Indonesia recorded a $1.61 billion trade deficit in May 2026, marking its first monthly trade deficit since the pandemic and ending a 72-month streak of surpluses that began in May 2020. This is a significant reversal from the $89 million surplus reported in April 2026. The deficit was driven by a record shortfall in Oil and Gas, alongside weaker exports and strong imports, which have raised questions about Indonesia's external resilience and the sustainability of its trade account. Societe Generale’s Kunal Kundu notes that the strength in imports may reflect ongoing industrial production, investment activity, and downstreaming efforts, particularly in the Nickel sector, which has continued to support cumulative exports. However, he cautions that if global commodity prices weaken further or if demand from major trading partners such as China, the US, and India softens, Indonesia’s non-oil and gas surplus could face additional pressure. The main concern is whether the May deficit is a temporary interruption in the surplus trend or the start of a more persistent deterioration in the trade balance. Kundu suggests that if energy imports remain high and major commodity exports do not recover, the trade balance could become a more significant macroeconomic risk.
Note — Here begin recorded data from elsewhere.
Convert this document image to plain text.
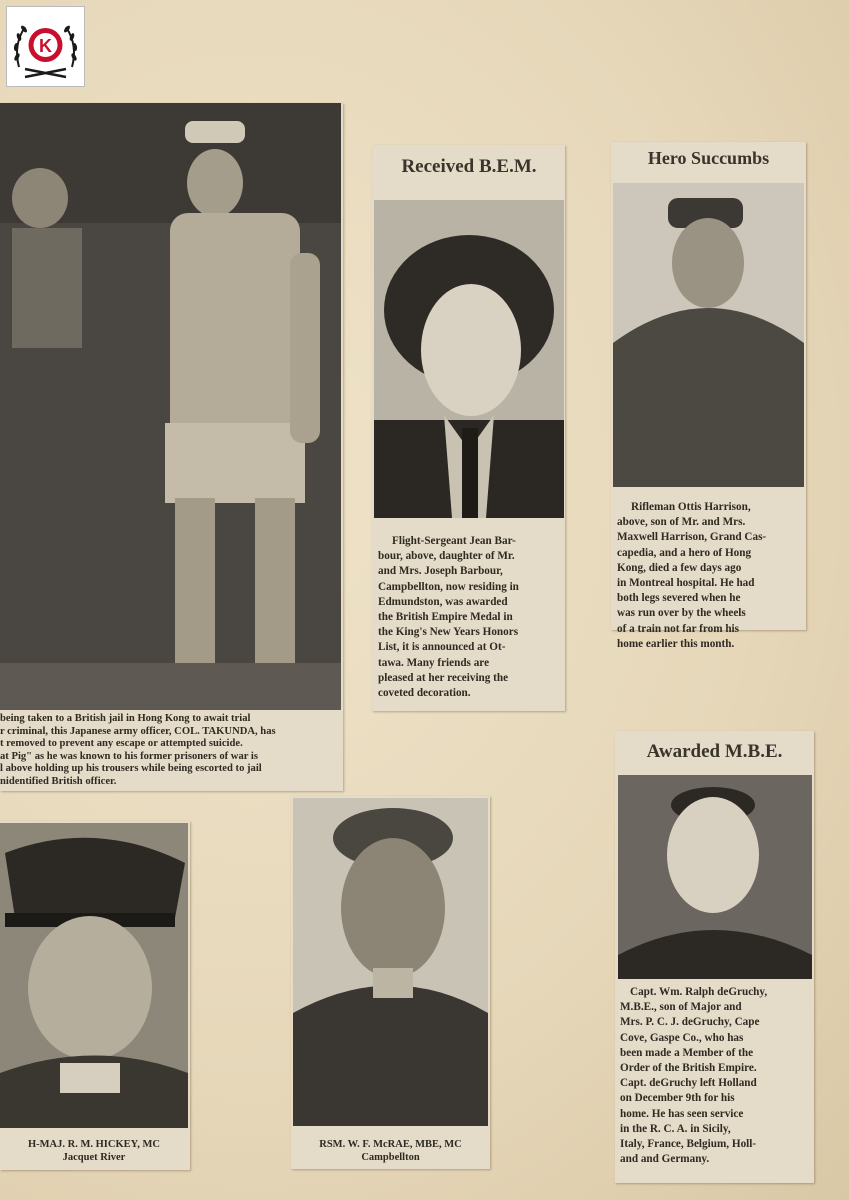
K

being taken to a British jail in Hong Kong to await trial

r criminal, this Japanese army officer, COL. TAKUNDA, has

t removed to prevent any escape or attempted suicide.

at Pig" as he was known to his former prisoners of war is

l above holding up his trousers while being escorted to jail

nidentified British officer.

Received B.E.M.

Flight-Sergeant Jean Bar-

bour, above, daughter of Mr.

and Mrs. Joseph Barbour,

Campbellton, now residing in

Edmundston, was awarded

the British Empire Medal in

the King's New Years Honors

List, it is announced at Ot-

tawa. Many friends are

pleased at her receiving the

coveted decoration.

Hero Succumbs

Rifleman Ottis Harrison,

above, son of Mr. and Mrs.

Maxwell Harrison, Grand Cas-

capedia, and a hero of Hong

Kong, died a few days ago

in Montreal hospital. He had

both legs severed when he

was run over by the wheels

of a train not far from his

home earlier this month.

Awarded M.B.E.

Capt. Wm. Ralph deGruchy,

M.B.E., son of Major and

Mrs. P. C. J. deGruchy, Cape

Cove, Gaspe Co., who has

been made a Member of the

Order of the British Empire.

Capt. deGruchy left Holland

on December 9th for his

home. He has seen service

in the R. C. A. in Sicily,

Italy, France, Belgium, Holl-

and and Germany.

H-MAJ. R. M. HICKEY, MC
Jacquet River
RSM. W. F. McRAE, MBE, MC
Campbellton
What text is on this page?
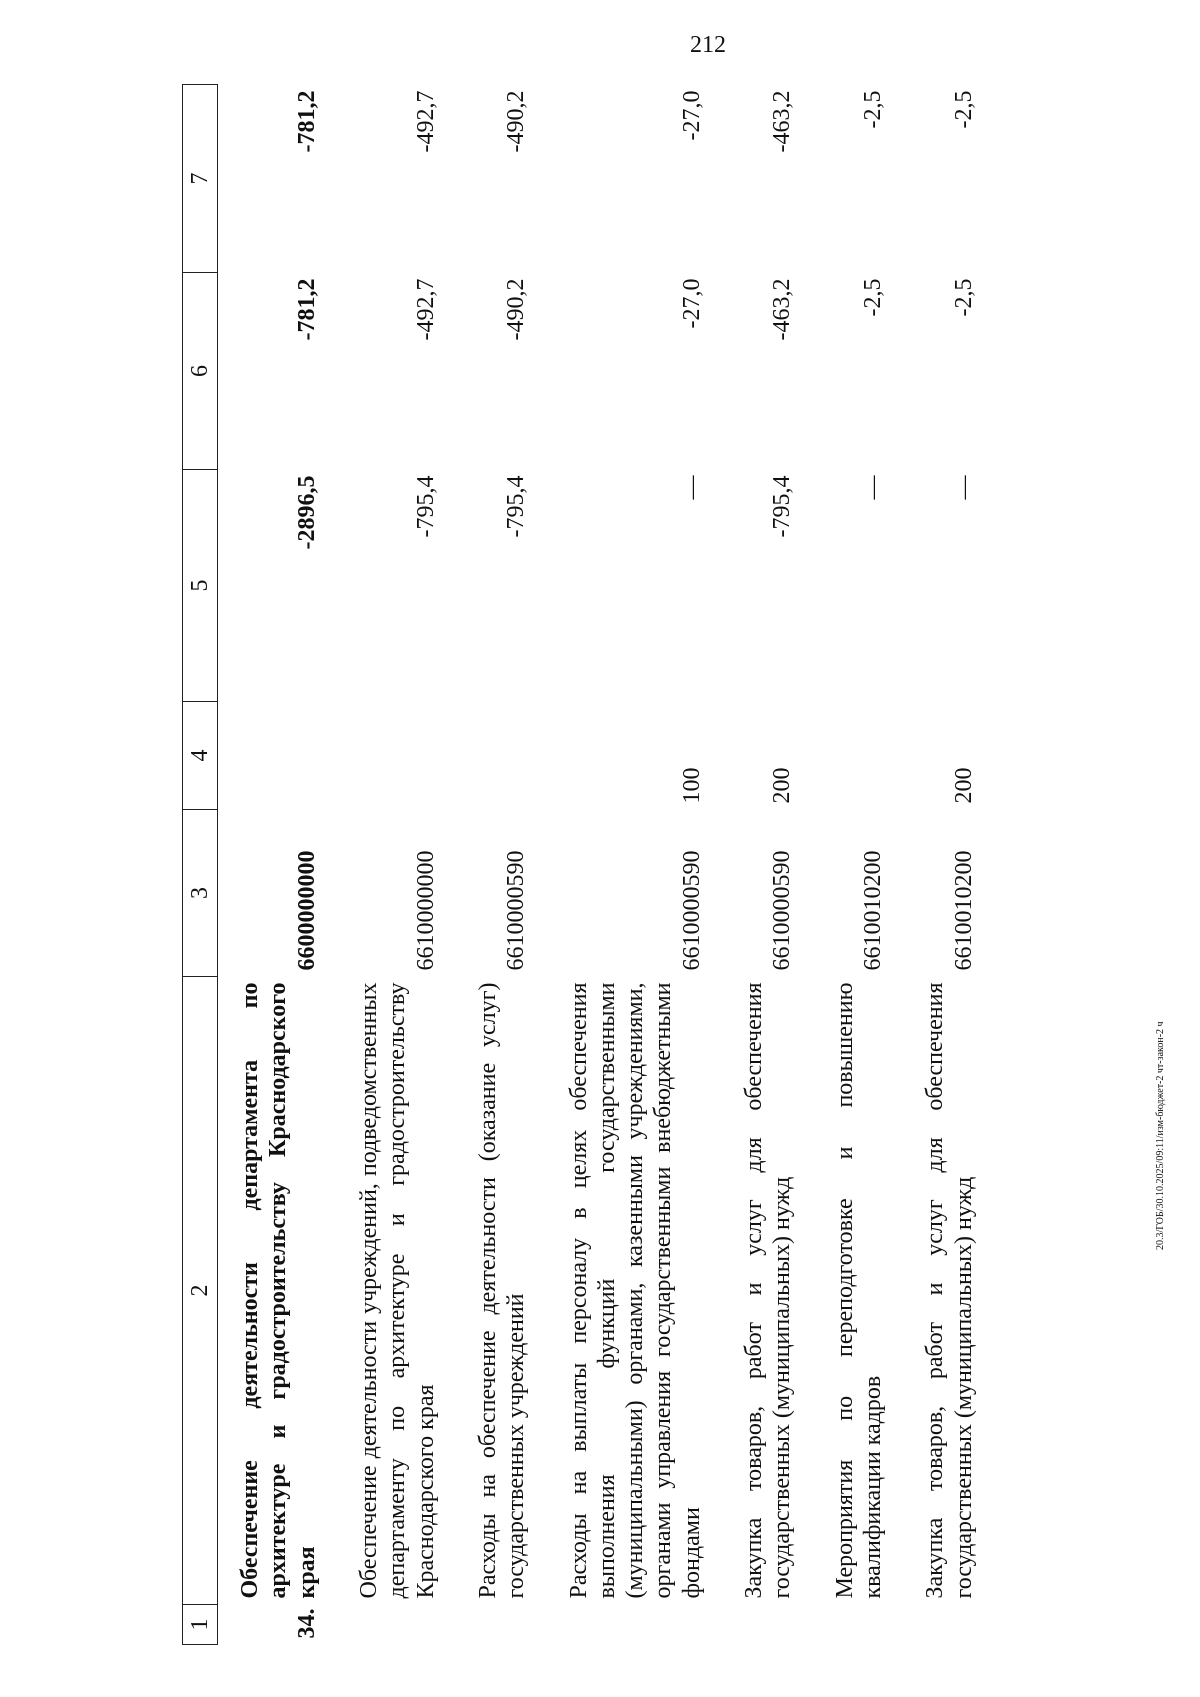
212
20.3/ГОБ/30.10.2025/09:11/изм-бюджет-2 чт-закон-2 ч
1	2	3	4	5	6	7
34.	Обеспечение деятельности департамента по архитектуре и градостроительству Краснодарского края	6600000000		-2896,5	-781,2	-781,2
	Обеспечение деятельности учреждений, подведомственных департаменту по архитектуре и градостроительству Краснодарского края	6610000000		-795,4	-492,7	-492,7
	Расходы на обеспечение деятельности (оказание услуг) государственных учреждений	6610000590		-795,4	-490,2	-490,2
	Расходы на выплаты персоналу в целях обеспечения выполнения функций государственными (муниципальными) органами, казенными учреждениями, органами управления государственными внебюджетными фондами	6610000590	100	—	-27,0	-27,0
	Закупка товаров, работ и услуг для обеспечения государственных (муниципальных) нужд	6610000590	200	-795,4	-463,2	-463,2
	Мероприятия по переподготовке и повышению квалификации кадров	6610010200		—	-2,5	-2,5
	Закупка товаров, работ и услуг для обеспечения государственных (муниципальных) нужд	6610010200	200	—	-2,5	-2,5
Conversely, if downstream exports continue to grow and capital-goods imports lead to increased productive capacity, the May deficit could be interpreted as a manageable cost of economic transformation rather than a sign of lasting external weakness. The coming months will be critical in determining whether this deficit signals a broader shift or is merely a short-term fluctuation in Indonesia’s external sector performance. [1]
CONCLUSION
Indonesia’s first trade deficit since 2020 has raised concerns about the country’s external resilience and the sustainability of its trade surplus trend. The market will closely watch upcoming trade data to determine if this marks a temporary setback or the beginning of a more persistent challenge for Indonesia’s external sector.